Pequim adota lei que prevê indenização por acidente de trabalho

Chineses poderão reivindicar danos ilimitados contra empresas, porém corte devem continuar limitando valores em casos com muitas vítimas

 A China tem se adaptado com prazer aos costumes do mercado financeiro, inclusive à ferramenta predileta do capitalismo, o processo judicial.

Desde a última quinta-feira, os chineses têm uma nova lei de prejuízo, que dá a eles direitos significativos, incluindo a possibilidade reivindicar danos ilimitados contra empresas que os prejudicam.

Os chineses também poderão processar por estresse psicológico, prejuízo ambiental, e até difamação pela internet.

Isso é suficiente para botar medo em corporações ocidentais, especialmente num momento em que a ampliação de direitos trabalhistas na China está aumentando o custo do trabalho.

Empresas ocidentais receberam a nova lei como sinal de que o governo chinês está levando a sério a criação de uma cultura jurídica no país.

A nova legislação surge logo após a implementação de novas leis trabalhistas e de leis de propriedade intelectual e falência. Mas ninguém quer ver a China introduzir processos ao estilo americano, completo e com indenizações estratosféricas.

No curto termo, empresas provavelmente tem pouca razão para se preocupar.

“Eu não antecipo grandes recompensas no futuro próximo”, diz Eugene Chen, do escritório de advocacia Hogan Lovells, de Pequim. “A lei deixa uma margem para o aumento de recompensas ao deixar de impor limites nas indenizações, e introduzindo o conceito de que dinheiro pode ser usado para punir transgressões, e não apenas como compensação.”

Mesmo antes da nova lei entrar em vigor, os chineses recorriam a um sistema de defesa difuso contra casos de prejuízos.

Esses casos dominam o sistema de litígio, mas a compensação é geralmente baixa.

“Indenizações são severamente limitadas, geralmente por causa do pensamento estabelecido, não por causas das leis em si. As cortes chinesas simplesmente não veem a perda de uma mão como sendo grande coisa”, diz outro advogado americano que preferiu ficar anônimo.

As cortes devem continuar limitando as indenizações, e grandes casos envolvendo muitas vítimas – como o escândalo do leite estragado que, em 2008, afetou milhares de crianças – provavelmente nunca irão aos tribunais. Os pais das crianças não puderam abrir processos.

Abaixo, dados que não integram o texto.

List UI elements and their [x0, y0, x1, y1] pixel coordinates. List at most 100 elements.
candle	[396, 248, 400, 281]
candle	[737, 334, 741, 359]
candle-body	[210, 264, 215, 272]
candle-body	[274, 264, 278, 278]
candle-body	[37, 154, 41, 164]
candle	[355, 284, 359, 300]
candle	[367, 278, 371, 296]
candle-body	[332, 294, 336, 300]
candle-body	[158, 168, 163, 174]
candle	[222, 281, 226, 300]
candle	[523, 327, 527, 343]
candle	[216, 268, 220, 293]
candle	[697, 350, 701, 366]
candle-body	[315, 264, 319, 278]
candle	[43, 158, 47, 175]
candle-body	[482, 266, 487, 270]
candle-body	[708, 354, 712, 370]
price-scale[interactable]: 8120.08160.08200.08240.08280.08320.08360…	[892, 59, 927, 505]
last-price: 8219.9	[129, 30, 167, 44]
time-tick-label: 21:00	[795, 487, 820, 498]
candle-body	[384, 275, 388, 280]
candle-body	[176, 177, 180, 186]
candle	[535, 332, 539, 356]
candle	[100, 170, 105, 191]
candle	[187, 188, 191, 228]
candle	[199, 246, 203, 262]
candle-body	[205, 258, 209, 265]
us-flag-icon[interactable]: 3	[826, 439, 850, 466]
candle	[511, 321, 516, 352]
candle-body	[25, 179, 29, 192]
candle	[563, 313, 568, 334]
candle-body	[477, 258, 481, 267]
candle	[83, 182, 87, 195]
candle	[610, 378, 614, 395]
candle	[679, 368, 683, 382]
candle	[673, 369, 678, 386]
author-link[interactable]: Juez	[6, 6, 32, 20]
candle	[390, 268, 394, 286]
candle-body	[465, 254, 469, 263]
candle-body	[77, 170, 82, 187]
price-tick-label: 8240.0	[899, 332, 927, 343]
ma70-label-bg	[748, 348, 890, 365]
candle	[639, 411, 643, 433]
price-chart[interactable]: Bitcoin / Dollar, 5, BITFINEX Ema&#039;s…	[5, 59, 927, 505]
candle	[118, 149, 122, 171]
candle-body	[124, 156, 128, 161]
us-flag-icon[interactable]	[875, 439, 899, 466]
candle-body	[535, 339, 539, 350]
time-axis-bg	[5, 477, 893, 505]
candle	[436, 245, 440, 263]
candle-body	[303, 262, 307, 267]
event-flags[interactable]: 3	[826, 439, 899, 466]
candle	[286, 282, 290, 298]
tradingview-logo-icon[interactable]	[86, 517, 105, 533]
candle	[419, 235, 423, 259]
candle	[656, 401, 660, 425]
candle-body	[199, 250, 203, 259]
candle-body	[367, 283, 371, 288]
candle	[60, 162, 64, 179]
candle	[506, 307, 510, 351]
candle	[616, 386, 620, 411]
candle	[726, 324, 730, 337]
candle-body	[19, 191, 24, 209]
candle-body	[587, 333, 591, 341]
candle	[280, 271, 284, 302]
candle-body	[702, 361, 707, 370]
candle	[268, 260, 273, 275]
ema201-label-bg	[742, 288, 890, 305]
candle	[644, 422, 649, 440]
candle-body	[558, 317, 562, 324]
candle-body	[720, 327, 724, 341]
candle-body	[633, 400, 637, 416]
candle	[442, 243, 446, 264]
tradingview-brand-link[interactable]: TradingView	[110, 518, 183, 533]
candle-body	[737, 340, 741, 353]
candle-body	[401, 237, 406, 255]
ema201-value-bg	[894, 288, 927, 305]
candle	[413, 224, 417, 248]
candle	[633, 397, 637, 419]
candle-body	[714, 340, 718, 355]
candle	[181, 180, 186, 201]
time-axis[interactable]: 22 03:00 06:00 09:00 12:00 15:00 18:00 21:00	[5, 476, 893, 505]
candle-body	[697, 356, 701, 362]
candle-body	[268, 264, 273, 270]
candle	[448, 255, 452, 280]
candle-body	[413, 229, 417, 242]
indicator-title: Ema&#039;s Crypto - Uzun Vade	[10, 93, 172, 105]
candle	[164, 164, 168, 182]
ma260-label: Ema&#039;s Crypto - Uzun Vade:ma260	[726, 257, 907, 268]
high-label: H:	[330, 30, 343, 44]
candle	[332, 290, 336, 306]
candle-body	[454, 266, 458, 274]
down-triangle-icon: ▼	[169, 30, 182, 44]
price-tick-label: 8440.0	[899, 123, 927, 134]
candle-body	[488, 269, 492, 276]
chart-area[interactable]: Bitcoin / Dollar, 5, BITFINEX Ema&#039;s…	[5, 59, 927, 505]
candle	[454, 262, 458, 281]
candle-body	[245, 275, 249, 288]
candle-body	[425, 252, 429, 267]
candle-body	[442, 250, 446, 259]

Na China, são os políticos quem decidem o que vai para a Justiça, e a nova lei não pode mudar isso.

Mesmo assim a lei deve causar uma explosão nos processos de litígio, e dará à população um novo canal para solucionar disputas fora do sistema político.

Junto com a aprovação ocorrida há dois anos de uma lei trabalhista que ajuda trabalhadores a combaterem empregadores abusivos, a lei de litígio irá encorajar uma cultura de direitos individuais, e poderá agir como uma válvula de escape para pressões no sistema político, avaliam com especialistas.

Wang-Pu, de 10 anos, e seu pai, Wang Maoqing, estão prontos para aproveitar a nova regra: eles planejam abrir um processo de 60,000 yuans (US$ 8,8 mil) contra a escola de Wang-Pu, onde ela escorregou e quebrou dois dentes.

O pai da menina diz que a escola se recusou a assumir responsabilidade pelo acidente, e ele acredita que a nova lei irá o ajudar a conseguir uma compensação. E a julgar pela mídia chinesa, ele está longe de ser o único a entrar na fila para abrir processos de litígio.

Empresas estrangeiras que ignoram esses processos se arriscam, de acordo com Eugene Chen. Mesmo antes da lei passar, a demanda por indenizações estava crescendo, especialmente quando os casos envolviam empresas estrangeiras.

“A quantidade de dinheiro sendo exigido não pode ser mais ignorada pelas empresas. Os requerentes estão agora exigindo quantidades enormes, de milhões de yuans”, diz ele.

No longo prazo, isso só pode aumentar o preço de fazer negócios na China.